HIV/AIDS: MSM meeting stirs controversy at HIV conference
MSM call for change
ADDIS ABABA, 5 December 2011 (IRIN) - A meeting to address issues around HIV and men who have sex with men went ahead as scheduled in Addis Ababa, Ethiopia, on 3 December, despite protests and calls for its cancellation by local religious leaders.
The meeting – held a day before the opening of the 16th International Conference on AIDS and Sexually transmitted infections in Africa (ICASA) – was organized by the South African-based NGO, African Men for Sexual Health and Rights
(AMSHeR). Originally due to be held at a local hotel, the venue quietly shifted to the UN compound in Addis Ababa. According to participants, it attracted more than 150 participants from 25 African countries, and focused on addressing the problems
MSM faced in accessing HIV services. Speakers included UNAIDS executive director, Michel Sidibe.
Before the meeting, four religious leaders had called a press conference to denounce it. Ethiopia’s Minister of Health, Tedros Adhanom Ghebreyesus, persuaded them to cancel the press conference, but that did not stop anti-gay activists from trying to force the cancellation of the meeting.
A dossier handed out to journalists by anti-gay activists read in part: “Hosting a meeting of such kind in this country is to be inconsiderate of the country’s culture and morals of the people”, adding that the meeting “would tarnish and dirty our culture".

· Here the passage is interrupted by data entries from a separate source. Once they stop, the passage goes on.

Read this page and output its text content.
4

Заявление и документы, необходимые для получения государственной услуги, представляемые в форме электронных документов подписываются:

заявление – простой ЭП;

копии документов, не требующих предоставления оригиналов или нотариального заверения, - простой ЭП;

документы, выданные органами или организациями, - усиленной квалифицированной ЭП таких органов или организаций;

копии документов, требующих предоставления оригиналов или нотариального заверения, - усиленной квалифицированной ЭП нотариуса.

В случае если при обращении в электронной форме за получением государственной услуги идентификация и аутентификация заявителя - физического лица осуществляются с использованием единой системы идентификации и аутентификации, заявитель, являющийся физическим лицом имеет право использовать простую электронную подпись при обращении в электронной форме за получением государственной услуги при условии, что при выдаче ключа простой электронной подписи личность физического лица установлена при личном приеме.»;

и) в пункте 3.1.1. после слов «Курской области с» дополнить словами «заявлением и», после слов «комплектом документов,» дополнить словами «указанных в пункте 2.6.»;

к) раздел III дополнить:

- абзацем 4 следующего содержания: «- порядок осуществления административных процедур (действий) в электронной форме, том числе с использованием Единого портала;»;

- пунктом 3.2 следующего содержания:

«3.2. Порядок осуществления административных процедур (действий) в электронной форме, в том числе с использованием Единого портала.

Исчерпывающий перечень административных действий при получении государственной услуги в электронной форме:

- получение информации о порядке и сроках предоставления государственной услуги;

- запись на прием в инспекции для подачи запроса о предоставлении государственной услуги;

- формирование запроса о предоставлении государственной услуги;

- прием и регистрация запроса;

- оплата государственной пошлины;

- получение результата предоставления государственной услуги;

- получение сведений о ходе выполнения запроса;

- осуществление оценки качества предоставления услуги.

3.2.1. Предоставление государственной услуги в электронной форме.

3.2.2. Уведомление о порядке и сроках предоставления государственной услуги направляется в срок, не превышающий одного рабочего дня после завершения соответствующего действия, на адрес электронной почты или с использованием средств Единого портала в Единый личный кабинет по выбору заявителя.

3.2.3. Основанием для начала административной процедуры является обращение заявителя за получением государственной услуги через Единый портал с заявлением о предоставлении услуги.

“Even at the new venue, there were hundreds of protesters outside for half the day,” said one participant, who preferred anonymity. “There is a misconception that the meeting was about promoting or encouraging homosexuality; it was actually a very productive discussion about ensuring that MSM are able to access the same health and HIV services that are freely available to the rest of the population.”

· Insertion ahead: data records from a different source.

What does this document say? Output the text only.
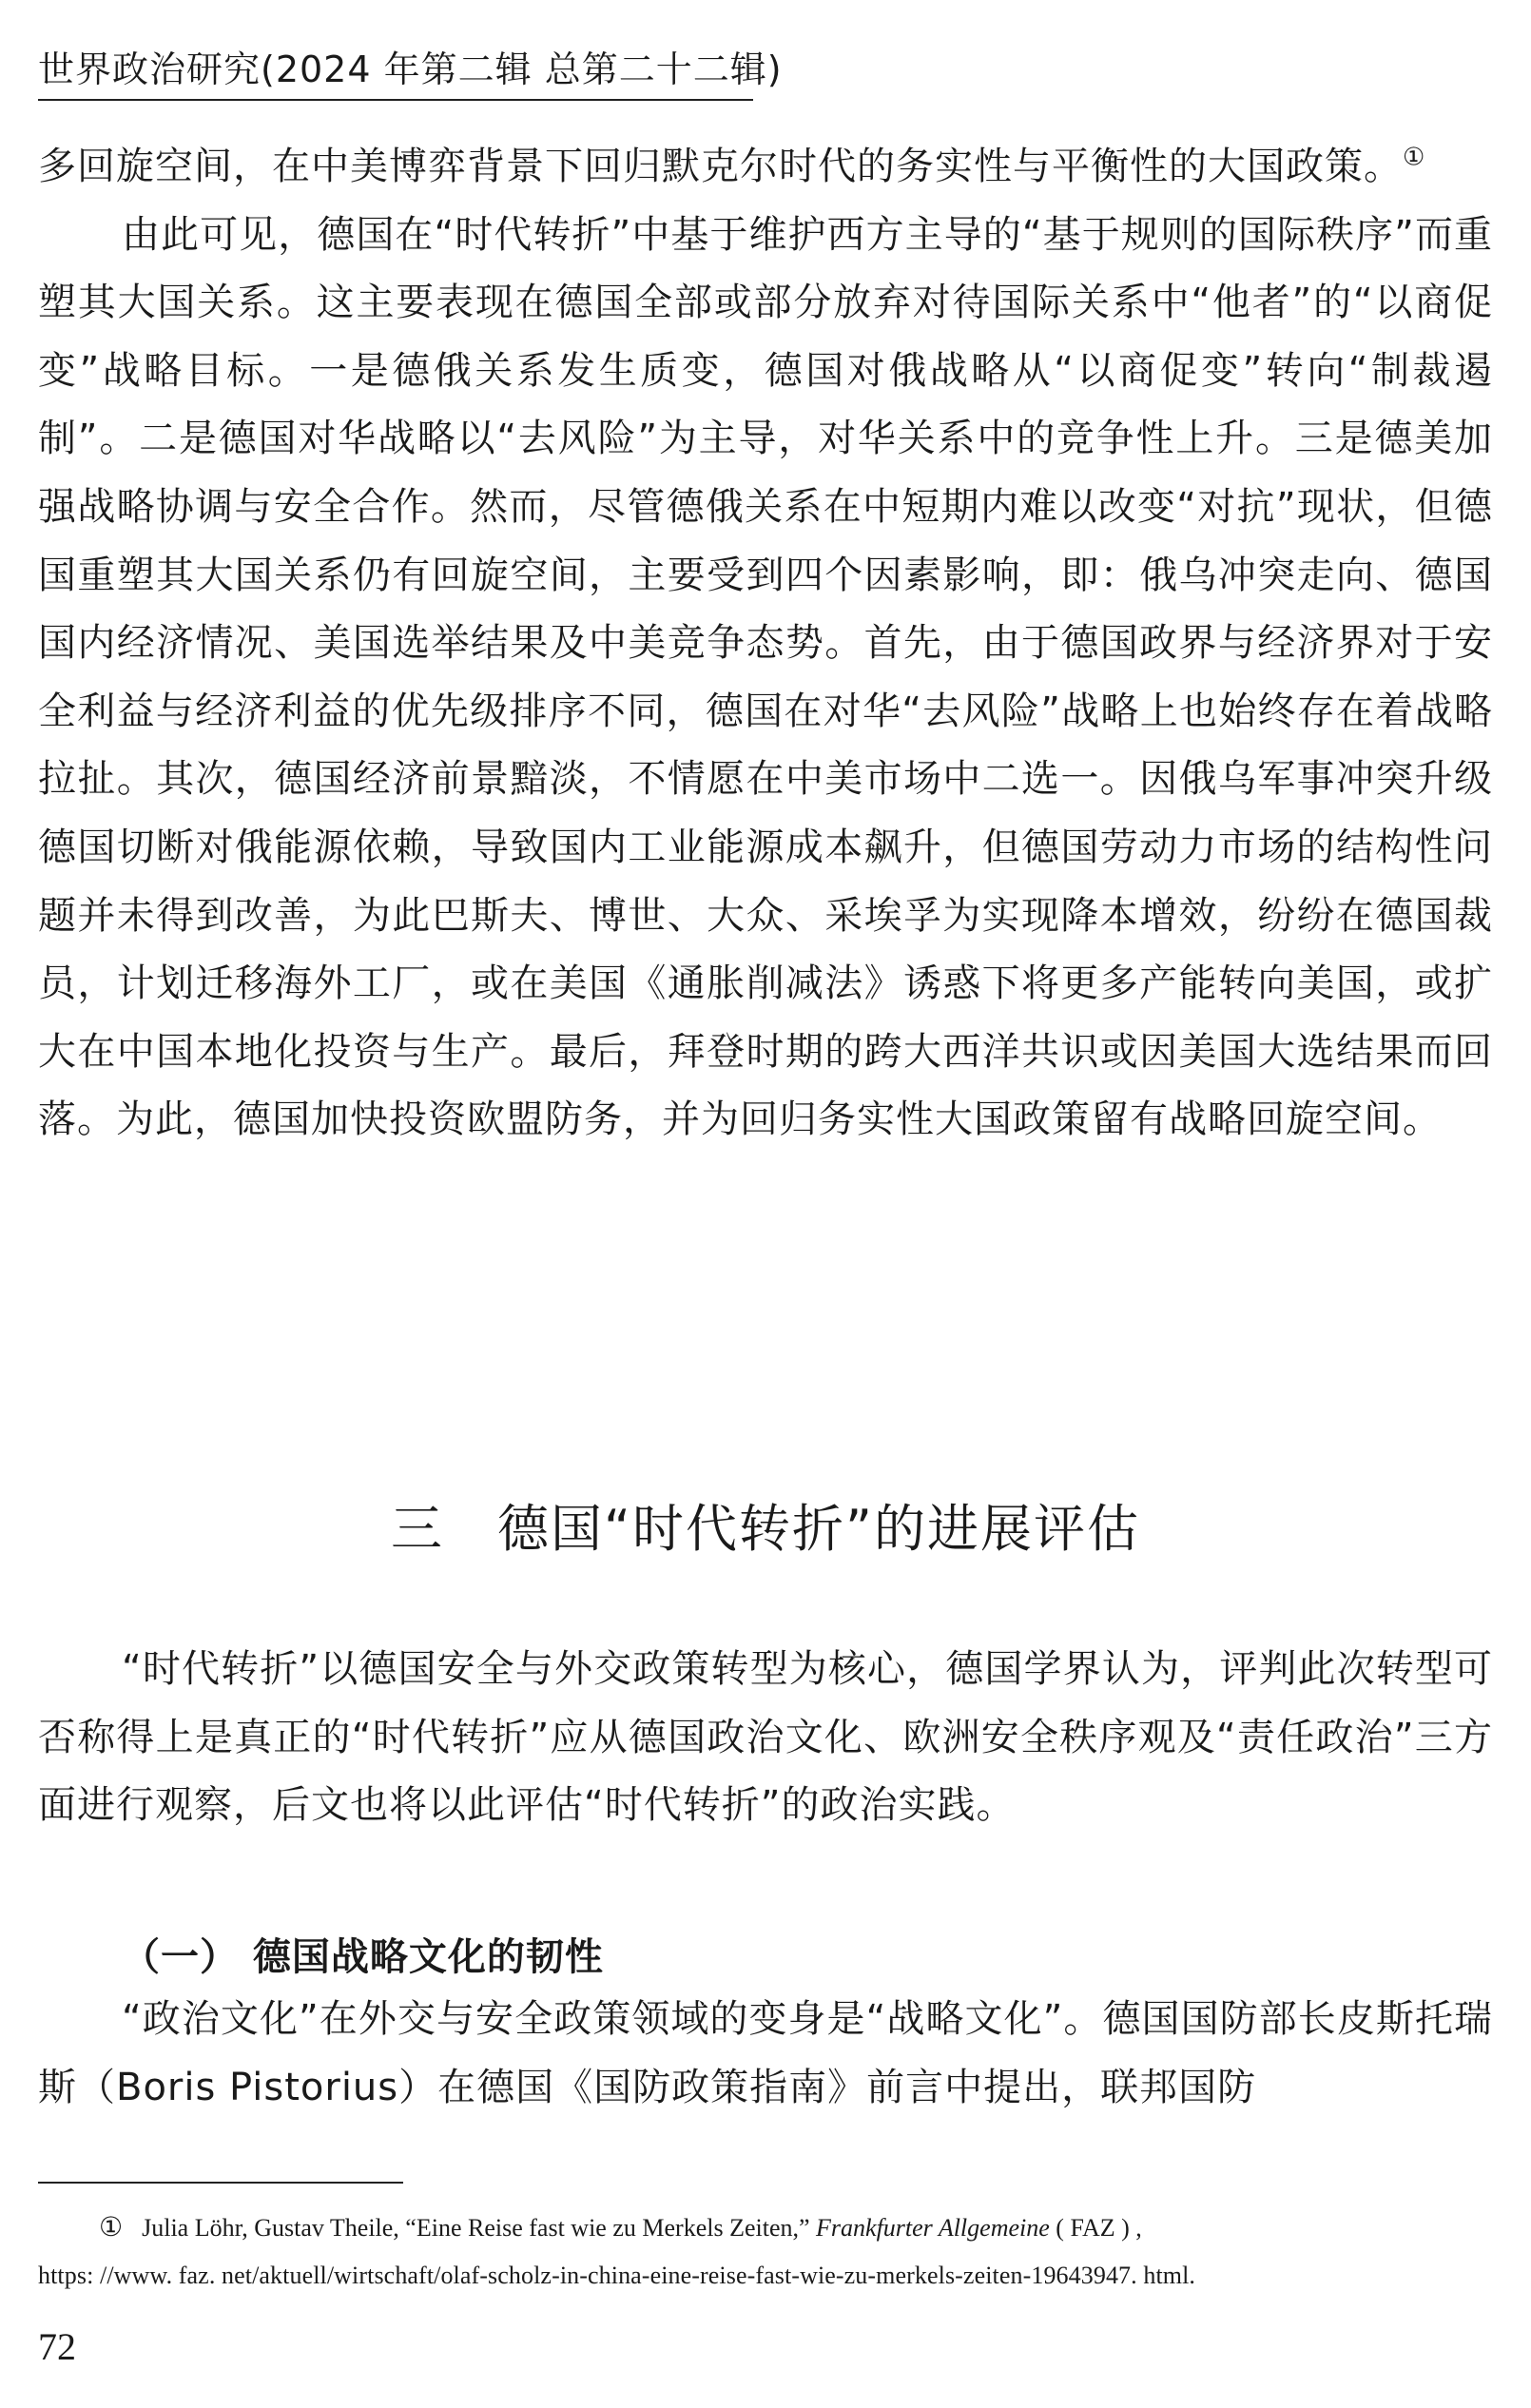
世界政治研究(2024 年第二辑 总第二十二辑)

多回旋空间，在中美博弈背景下回归默克尔时代的务实性与平衡性的大国政策。①

由此可见，德国在“时代转折”中基于维护西方主导的“基于规则的国际秩序”而重塑其大国关系。这主要表现在德国全部或部分放弃对待国际关系中“他者”的“以商促变”战略目标。一是德俄关系发生质变，德国对俄战略从“以商促变”转向“制裁遏制”。二是德国对华战略以“去风险”为主导，对华关系中的竞争性上升。三是德美加强战略协调与安全合作。然而，尽管德俄关系在中短期内难以改变“对抗”现状，但德国重塑其大国关系仍有回旋空间，主要受到四个因素影响，即：俄乌冲突走向、德国国内经济情况、美国选举结果及中美竞争态势。首先，由于德国政界与经济界对于安全利益与经济利益的优先级排序不同，德国在对华“去风险”战略上也始终存在着战略拉扯。其次，德国经济前景黯淡，不情愿在中美市场中二选一。因俄乌军事冲突升级德国切断对俄能源依赖，导致国内工业能源成本飙升，但德国劳动力市场的结构性问题并未得到改善，为此巴斯夫、博世、大众、采埃孚为实现降本增效，纷纷在德国裁员，计划迁移海外工厂，或在美国《通胀削减法》诱惑下将更多产能转向美国，或扩大在中国本地化投资与生产。最后，拜登时期的跨大西洋共识或因美国大选结果而回落。为此，德国加快投资欧盟防务，并为回归务实性大国政策留有战略回旋空间。

三 德国“时代转折”的进展评估

“时代转折”以德国安全与外交政策转型为核心，德国学界认为，评判此次转型可否称得上是真正的“时代转折”应从德国政治文化、欧洲安全秩序观及“责任政治”三方面进行观察，后文也将以此评估“时代转折”的政治实践。

（一） 德国战略文化的韧性

“政治文化”在外交与安全政策领域的变身是“战略文化”。德国国防部长皮斯托瑞斯（Boris Pistorius）在德国《国防政策指南》前言中提出，联邦国防

① Julia Löhr, Gustav Theile, “Eine Reise fast wie zu Merkels Zeiten,” Frankfurter Allgemeine ( FAZ ) ,
https: //www. faz. net/aktuell/wirtschaft/olaf-scholz-in-china-eine-reise-fast-wie-zu-merkels-zeiten-19643947. html.
72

A 2009 study of the HIV risks of MSM in Addis Ababa found a “non-negligible” number of men having sex with men in the city at risk of HIV; the authors concluded that there was a need for open discussions within wider efforts to combat the epidemic.
Many Ethiopians were also against the meeting, and believe homosexuality goes against their culture. “To justify a meeting that talks about something against laws of the country in any way is really disappointing and shows lack of respect to a country’s culture, norms and convictions,” said Dandinih Sendekie.
Homosexuality is illegal in Ethiopia and punishable by between three and 10 years in prison. While the government allowed the meeting to go ahead, gay rights activists doubt it will lead to a positive change for MSM in Ethiopia.
“We are arrested by the police... that is part of daily life here,” said the activist, a member of Rainbow Ethiopia, an NGO that deals with the sexual health of MSM. “The attitude of many Ethiopians, including medical staff, means that it is very difficult for men who have sex with men to have their health and HIV issues addressed.”